- Theatrical release poster by John Solie
- Directed by: Bob Clark
- Screenplay by: Denis Hamill John Hamill James Gregory Kingston
- Produced by: Ted Field René Dupont
- Starring: Timothy Hutton; Robert Urich; Kim Cattrall; Robert Culp; Darren McGavin; Peter Boyle;
- Cinematography: Reginald H. Morris
- Edited by: Stan Cole
- Music by: Paul Zaza
- Production companies: Interscope Communications SLM Production Group
- Distributed by: 20th Century Fox
- Release date: February 15, 1985;
- Running time: 96 minutes
- Country: United States
- Language: English
- Budget: $15 million
- Box office: $1.9 million

= Turk 182 =

1985 film by Bob Clark

Turk 182 is a 1985 American action comedy-drama film directed by Bob Clark and starring Timothy Hutton, Robert Urich, Kim Cattrall, Robert Culp, and Peter Boyle. It is also one of the first movies to receive a PG-13 rating.

==Plot==
After New York City firefighter Terry Lynch (Robert Urich) is unable to receive any compensation for an injury incurred during the off-duty rescue of a young girl, he grows suicidal. Furious, his younger brother Jimmy (Timothy Hutton) attempts to have Mayor Tyler (Robert Culp) intervene, but the corrupt politician only denounces Terry as a drunk. Determined to get justice, Terry begins a graffiti campaign of embarrassing slogans mocking the mayor, which soon captivates the imagination of the city.

==Cast==

Then-current and former members of WABC's Eyewitness News team portrayed television journalists reporting on Turk's exploits, including Roger Grimsby, Bill Beutel, Roseanne Scamardella and Tom Dunn.

==Production==
In 1980, Dyan Cannon announced she would direct and star in the film. It was not made for another number of years, with Timothy Hutton starring and Bob Clark directing. "For me, it's a comedy," said Hutton, "because I smile in the movie... He's very much a kid, a kind of naive guy with a twinkle in his eye who goes around thinking he can get away with everything."

==Reception==
Turk 182 was panned by critics. It holds a rating of 20% on Rotten Tomatoes based on 10 reviews. Gene Siskel of the Chicago Tribune gave the film zero stars out of four, calling it "a laughably bad, offensive movie with holes in its story that you could drive a truck through."

Patrick Goldstein of the Los Angeles Times wrote, "Just why anyone thought this garbled, improbable saga of sweet revenge would captivate moviegoers' imaginations is a mystery that calls for a studio detective, not a critic ... Bob Clark's broad brush-strokes—which worked so well in his comedies—rob the picture of what little moral authority it might originally have had, turning its characters into sitcom-style bozos and giving the story all the emotional wallop of a light-beer commercial."

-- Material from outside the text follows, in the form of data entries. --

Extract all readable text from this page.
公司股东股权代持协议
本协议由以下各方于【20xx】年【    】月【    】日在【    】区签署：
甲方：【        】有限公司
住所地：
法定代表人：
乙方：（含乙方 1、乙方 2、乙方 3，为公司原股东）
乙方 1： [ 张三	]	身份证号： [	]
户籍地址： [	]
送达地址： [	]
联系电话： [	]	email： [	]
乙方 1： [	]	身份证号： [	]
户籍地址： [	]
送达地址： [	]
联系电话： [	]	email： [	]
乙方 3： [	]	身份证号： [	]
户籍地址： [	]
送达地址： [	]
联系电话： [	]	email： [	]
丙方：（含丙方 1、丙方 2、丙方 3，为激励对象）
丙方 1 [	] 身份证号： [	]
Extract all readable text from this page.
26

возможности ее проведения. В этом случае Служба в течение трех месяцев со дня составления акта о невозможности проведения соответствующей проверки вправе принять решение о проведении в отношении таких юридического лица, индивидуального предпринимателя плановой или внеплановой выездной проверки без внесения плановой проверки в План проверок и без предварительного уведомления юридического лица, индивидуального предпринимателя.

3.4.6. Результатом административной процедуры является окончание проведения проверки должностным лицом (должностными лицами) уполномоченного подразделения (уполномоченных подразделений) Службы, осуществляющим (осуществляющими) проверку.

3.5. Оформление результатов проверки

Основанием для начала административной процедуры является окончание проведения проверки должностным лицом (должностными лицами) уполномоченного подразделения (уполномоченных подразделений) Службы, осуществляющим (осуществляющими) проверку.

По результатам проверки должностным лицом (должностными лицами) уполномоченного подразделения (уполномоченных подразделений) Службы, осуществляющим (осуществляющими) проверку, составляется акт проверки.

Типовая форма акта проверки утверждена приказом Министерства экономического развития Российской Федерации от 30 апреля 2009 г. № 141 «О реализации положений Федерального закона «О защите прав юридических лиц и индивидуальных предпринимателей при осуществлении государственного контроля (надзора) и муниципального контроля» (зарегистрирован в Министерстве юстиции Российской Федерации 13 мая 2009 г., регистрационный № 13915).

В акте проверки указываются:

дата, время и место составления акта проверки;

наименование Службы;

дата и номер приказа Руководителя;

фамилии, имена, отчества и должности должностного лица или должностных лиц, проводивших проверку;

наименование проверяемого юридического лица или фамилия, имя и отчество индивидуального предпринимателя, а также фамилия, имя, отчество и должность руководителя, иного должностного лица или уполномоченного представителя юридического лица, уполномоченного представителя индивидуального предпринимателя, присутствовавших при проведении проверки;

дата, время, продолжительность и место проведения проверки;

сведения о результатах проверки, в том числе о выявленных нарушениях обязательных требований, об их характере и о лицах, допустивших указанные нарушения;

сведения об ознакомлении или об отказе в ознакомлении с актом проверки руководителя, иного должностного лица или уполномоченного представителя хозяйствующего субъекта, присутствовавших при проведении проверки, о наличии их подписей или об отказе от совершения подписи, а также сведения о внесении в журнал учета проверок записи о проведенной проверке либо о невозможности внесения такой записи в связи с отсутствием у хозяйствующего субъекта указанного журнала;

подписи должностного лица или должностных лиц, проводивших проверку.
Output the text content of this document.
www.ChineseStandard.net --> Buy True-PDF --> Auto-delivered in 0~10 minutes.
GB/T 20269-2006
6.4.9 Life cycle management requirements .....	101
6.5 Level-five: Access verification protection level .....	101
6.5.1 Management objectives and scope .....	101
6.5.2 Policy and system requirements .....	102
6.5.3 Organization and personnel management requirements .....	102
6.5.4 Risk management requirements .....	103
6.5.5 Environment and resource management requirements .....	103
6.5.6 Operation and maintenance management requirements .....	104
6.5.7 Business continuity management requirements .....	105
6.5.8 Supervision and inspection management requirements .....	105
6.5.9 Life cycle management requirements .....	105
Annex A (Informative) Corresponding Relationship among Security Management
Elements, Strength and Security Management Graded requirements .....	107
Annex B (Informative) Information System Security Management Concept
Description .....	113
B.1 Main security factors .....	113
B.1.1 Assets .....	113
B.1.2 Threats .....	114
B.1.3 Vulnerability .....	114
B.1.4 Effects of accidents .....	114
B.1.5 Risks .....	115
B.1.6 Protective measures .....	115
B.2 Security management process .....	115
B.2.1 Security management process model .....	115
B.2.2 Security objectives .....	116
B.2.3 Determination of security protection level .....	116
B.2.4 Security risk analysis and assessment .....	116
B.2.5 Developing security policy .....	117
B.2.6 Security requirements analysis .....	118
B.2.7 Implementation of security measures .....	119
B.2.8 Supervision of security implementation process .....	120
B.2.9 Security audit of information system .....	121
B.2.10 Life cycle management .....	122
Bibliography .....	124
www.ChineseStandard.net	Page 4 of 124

Geoff Brown of The Monthly Film Bulletin wrote, "Clark's film lacks even the broad logic required of a wish-fulfillment fantasy, and skewers any conviction Timothy Hutton's aggrieved crusader might have by granting him the omnipresence and magic skills of Superman or Captain Marvel."

Janet Maslin of The New York Times stated, "Timothy Hutton has turned into an actor worth watching in anything — even in Turk 182!, a movie with a sloppily sentimental heart that's as big as the city in which its story takes place."

Clay Warnick of The Washington Post was somewhat positive, writing, "The struggle is interesting not because the heroes are appealing, or because their cause seems particularly valid, but because of Robert Culp's expert performance as the villainous mayor of New York."

In one of the film's rare wholly positive reviews, Variety stated, "Besides its compelling storyline, Turk 182 features outstanding performances across the board, with Hutton perfect in the role of the determined unassuming hero. He and Urich are very convincing as brothers with an unusually strong bond, and Urich draws a very accurate and sometimes moving picture, particularly during hospital scenes."

The film received two Golden Raspberry Award nominations for Robert Urich for Worst Supporting Actor and Worst Musical Score for Paul Zaza, losing to Rob Lowe for St. Elmo's Fire and Vince DiCola for Rocky IV respectively.